Era ancora decisamente elettrizzata per l’accaduto, ma anche pensierosa: quello che il ragazzo le aveva detto, infatti, la turbava e la trascinava nei meandri della sua mente, quei meandri che in venti e più anni di vita erano stati l’unico posto in cui potesse fuggire dall’opprimente mondo in cui viveva. Aveva dovuto nascondere quei pensieri al mondo e adesso doveva lasciarli affiorare? Avrebbe dovuto dire a sua madre, a suo padre, ai suoi suoceri, al mondo intero che non amava Riku nel modo in cui tutti credevano e si aspettavano? Avrebbe dovuto gridare al mondo che stare chiusa in casa a fare la mogliettina perfetta non era quello che voleva? Avrebbe dovuto ammettere che non era pronta ad essere madre? Alle donne sarebbe venuto un infarto e gli uomini le avrebbero puntato il dito contro. Così facendo, inoltre, avrebbe gettato disonore anche su Riku e lui non se lo meritava affatto; aveva sempre rispettato lei e i suoi sentimenti, aveva portato avanti egregiamente e senza problemi la farsa: in pubblico la teneva per mano, la abbracciava, qualche volta si erano anche baciati, ma nel privato non dormivano neanche nella stessa stanza!

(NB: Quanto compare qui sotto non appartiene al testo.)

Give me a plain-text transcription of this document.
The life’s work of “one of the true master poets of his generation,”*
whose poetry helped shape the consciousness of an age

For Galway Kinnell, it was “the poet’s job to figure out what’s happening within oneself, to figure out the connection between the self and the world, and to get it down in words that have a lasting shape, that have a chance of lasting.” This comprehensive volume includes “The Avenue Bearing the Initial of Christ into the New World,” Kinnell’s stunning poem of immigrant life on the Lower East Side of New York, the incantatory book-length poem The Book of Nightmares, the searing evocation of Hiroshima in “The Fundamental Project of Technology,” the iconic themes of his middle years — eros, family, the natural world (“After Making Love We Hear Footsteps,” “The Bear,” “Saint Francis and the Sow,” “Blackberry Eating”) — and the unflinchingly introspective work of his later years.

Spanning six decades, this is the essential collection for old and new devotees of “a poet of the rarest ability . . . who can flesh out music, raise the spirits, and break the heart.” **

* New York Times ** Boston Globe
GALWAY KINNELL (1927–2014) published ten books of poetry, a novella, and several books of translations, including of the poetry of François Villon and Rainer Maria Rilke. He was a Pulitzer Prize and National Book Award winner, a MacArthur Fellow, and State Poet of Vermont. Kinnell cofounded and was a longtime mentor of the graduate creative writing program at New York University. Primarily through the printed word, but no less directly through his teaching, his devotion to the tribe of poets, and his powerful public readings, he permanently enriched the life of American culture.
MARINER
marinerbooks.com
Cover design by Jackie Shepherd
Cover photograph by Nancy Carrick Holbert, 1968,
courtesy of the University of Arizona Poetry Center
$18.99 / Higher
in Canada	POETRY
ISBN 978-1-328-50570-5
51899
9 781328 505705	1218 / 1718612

Come avrebbe potuto fargli una cosa del genere? Sarebbe stato così egoista!
Ma... ma la prospettiva di una vita libera la allettava come acqua fresca dopo una torrida nottata. Viaggiare, conoscere tradizioni e persone nuove, vivere esperienza adrenaliniche, provare sentimenti conturbanti. Poteva rinunciare a tutto questo di nuovo?
Nascose il viso tra le mani e prese dei profondi respiri.
Non davanti a Riku, per carità!
Dopo che si fu calmata, rialzò la testa e guardò il ragazzo.
– E riguardo i suoi consigli cosa pensate? –
– Naminè, prima di rispondere ti voglio chiedere un favore: smettila di darmi del voi! Santo cielo, viviamo insieme da sei mesi e ci conosciamo da anni. – sembrava esasperato.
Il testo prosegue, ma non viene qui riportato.